We’ve all heard that familiar quote about continuing to do something the exact same way you’ve done it in the past yet expecting a different result. It’s like a dog chasing its tail. Is your nonprofit constantly chasing elusive solutions?

Speaker colleague Stephen Shapiro is an expert on innovation. His book Best Practices Are Stupid examines why applying conventional solutions to conventional problems can be a barrier to success. Stephen's book provides action strategies for incorporating innovative thinking as a way to identify effective approaches to organizational issues. He offers three reasons why best practices are stupid.
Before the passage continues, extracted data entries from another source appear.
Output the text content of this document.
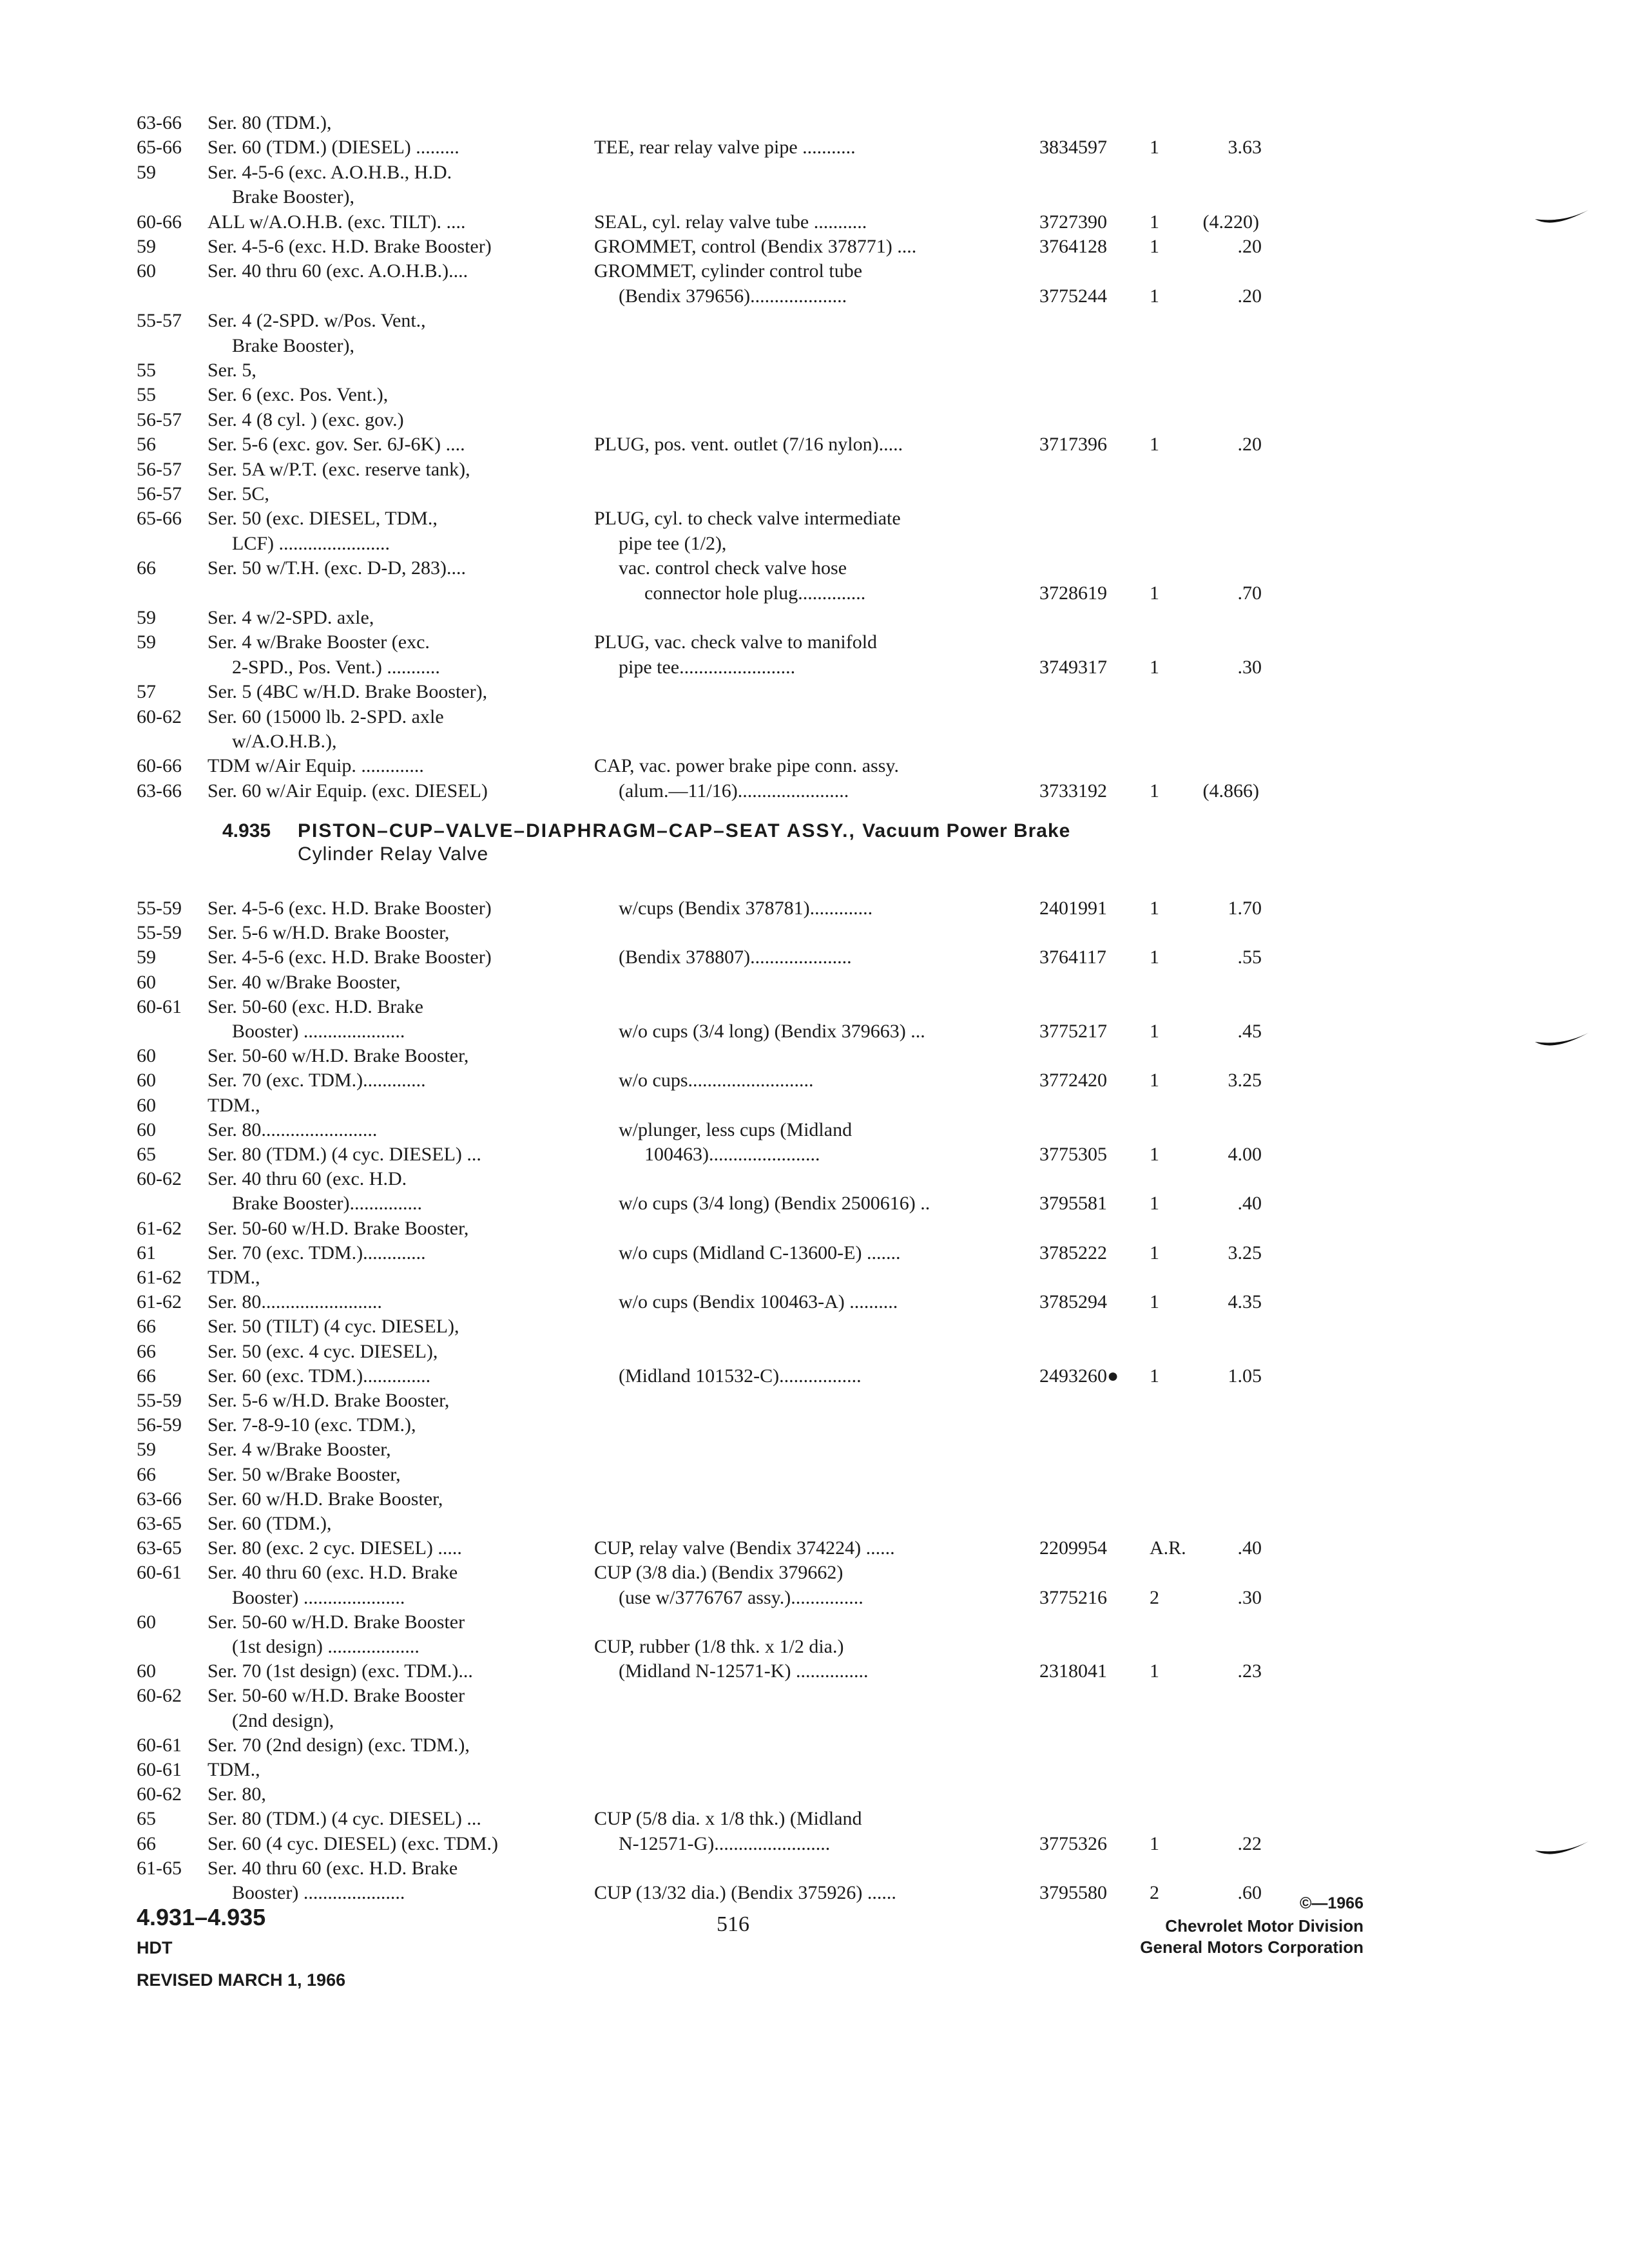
63-66 Ser. 80 (TDM.),
65-66 Ser. 60 (TDM.) (DIESEL) .........	TEE, rear relay valve pipe ...........	3834597 1	3.63
59	Ser. 4-5-6 (exc. A.O.H.B., H.D.
Brake Booster),
60-66 ALL w/A.O.H.B. (exc. TILT). ....	SEAL, cyl. relay valve tube ...........	3727390 1 (4.220)
59	Ser. 4-5-6 (exc. H.D. Brake Booster)	GROMMET, control (Bendix 378771) ....	3764128 1	.20
60	Ser. 40 thru 60 (exc. A.O.H.B.)....	GROMMET, cylinder control tube
(Bendix 379656)....................	3775244 1	.20
55-57 Ser. 4 (2-SPD. w/Pos. Vent.,
Brake Booster),
55	Ser. 5,
55	Ser. 6 (exc. Pos. Vent.),
56-57 Ser. 4 (8 cyl. ) (exc. gov.)
56	Ser. 5-6 (exc. gov. Ser. 6J-6K) ....	PLUG, pos. vent. outlet (7/16 nylon).....	3717396 1	.20
56-57 Ser. 5A w/P.T. (exc. reserve tank),
56-57 Ser. 5C,
65-66 Ser. 50 (exc. DIESEL, TDM.,	PLUG, cyl. to check valve intermediate
LCF) .......................	pipe tee (1/2),
66	Ser. 50 w/T.H. (exc. D-D, 283)....	vac. control check valve hose
connector hole plug..............	3728619 1	.70
59	Ser. 4 w/2-SPD. axle,
59	Ser. 4 w/Brake Booster (exc.	PLUG, vac. check valve to manifold
2-SPD., Pos. Vent.) ...........	pipe tee........................	3749317 1	.30
57	Ser. 5 (4BC w/H.D. Brake Booster),
60-62 Ser. 60 (15000 lb. 2-SPD. axle
w/A.O.H.B.),
60-66 TDM w/Air Equip. .............	CAP, vac. power brake pipe conn. assy.
63-66 Ser. 60 w/Air Equip. (exc. DIESEL)	(alum.—11/16).......................	3733192 1 (4.866)
4.935 PISTON–CUP–VALVE–DIAPHRAGM–CAP–SEAT ASSY., Vacuum Power Brake
Cylinder Relay Valve
55-59 Ser. 4-5-6 (exc. H.D. Brake Booster)	w/cups (Bendix 378781).............	2401991 1	1.70
55-59 Ser. 5-6 w/H.D. Brake Booster,
59	Ser. 4-5-6 (exc. H.D. Brake Booster)	(Bendix 378807).....................	3764117 1	.55
60	Ser. 40 w/Brake Booster,
60-61 Ser. 50-60 (exc. H.D. Brake
Booster) .....................	w/o cups (3/4 long) (Bendix 379663) ...	3775217 1	.45
60	Ser. 50-60 w/H.D. Brake Booster,
60	Ser. 70 (exc. TDM.).............	w/o cups..........................	3772420 1	3.25
60	TDM.,
60	Ser. 80........................	w/plunger, less cups (Midland
65	Ser. 80 (TDM.) (4 cyc. DIESEL) ...	100463).......................	3775305 1	4.00
60-62 Ser. 40 thru 60 (exc. H.D.
Brake Booster)...............	w/o cups (3/4 long) (Bendix 2500616) ..	3795581 1	.40
61-62 Ser. 50-60 w/H.D. Brake Booster,
61	Ser. 70 (exc. TDM.).............	w/o cups (Midland C-13600-E) .......	3785222 1	3.25
61-62 TDM.,
61-62 Ser. 80.........................	w/o cups (Bendix 100463-A) ..........	3785294 1	4.35
66	Ser. 50 (TILT) (4 cyc. DIESEL),
66	Ser. 50 (exc. 4 cyc. DIESEL),
66	Ser. 60 (exc. TDM.)..............	(Midland 101532-C).................	2493260● 1	1.05
55-59 Ser. 5-6 w/H.D. Brake Booster,
56-59 Ser. 7-8-9-10 (exc. TDM.),
59	Ser. 4 w/Brake Booster,
66	Ser. 50 w/Brake Booster,
63-66 Ser. 60 w/H.D. Brake Booster,
63-65 Ser. 60 (TDM.),
63-65 Ser. 80 (exc. 2 cyc. DIESEL) .....	CUP, relay valve (Bendix 374224) ......	2209954 A.R.	.40
60-61 Ser. 40 thru 60 (exc. H.D. Brake	CUP (3/8 dia.) (Bendix 379662)
Booster) .....................	(use w/3776767 assy.)...............	3775216 2	.30
60	Ser. 50-60 w/H.D. Brake Booster
(1st design) ...................	CUP, rubber (1/8 thk. x 1/2 dia.)
60	Ser. 70 (1st design) (exc. TDM.)...	(Midland N-12571-K) ...............	2318041 1	.23
60-62 Ser. 50-60 w/H.D. Brake Booster
(2nd design),
60-61 Ser. 70 (2nd design) (exc. TDM.),
60-61 TDM.,
60-62 Ser. 80,
65	Ser. 80 (TDM.) (4 cyc. DIESEL) ...	CUP (5/8 dia. x 1/8 thk.) (Midland
66	Ser. 60 (4 cyc. DIESEL) (exc. TDM.)	N-12571-G)........................	3775326 1	.22
61-65 Ser. 40 thru 60 (exc. H.D. Brake
Booster) .....................	CUP (13/32 dia.) (Bendix 375926) ......	3795580 2	.60
4.931–4.935
HDT
REVISED MARCH 1, 1966
516
©—1966
Chevrolet Motor Division
General Motors Corporation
  • Replication is not innovation. If you are copying others, you are playing a game of catch-up.
  • What works for one organization may not work for another because there may be no cultural or strategic fit.
  • Practices we label as best may not even be the reason an organization has become successful.

According to Stephen, it's often a fresh perspective that generates breakthrough solutions. New product applications (think back to sticky notes) that completely revitalize a business and generate answers to difficult problems can come from sources with no apparent connection to those struggling with a tough challenge. This requires thought, and it begins with an evaluation of current practices.

If you review a particular program or process and you find its justification is the familiar “we’ve always done it that way,” consider that to be a red flag for digging deeper into whether or not it should be continued. But be mindful; some practices may only require modification. Don’t just mindlessly toss out what’s old.

Start innovation by answering these three questions.

  • What current practices should you reconsider?
  • What new practices should you adopt?
  • Who or what resources can be a source of transformative thinking for your nonprofit?

Identify your “that’s-the-way-we’ve-always-done-it practices.” They are holding back your “what’s-possible.”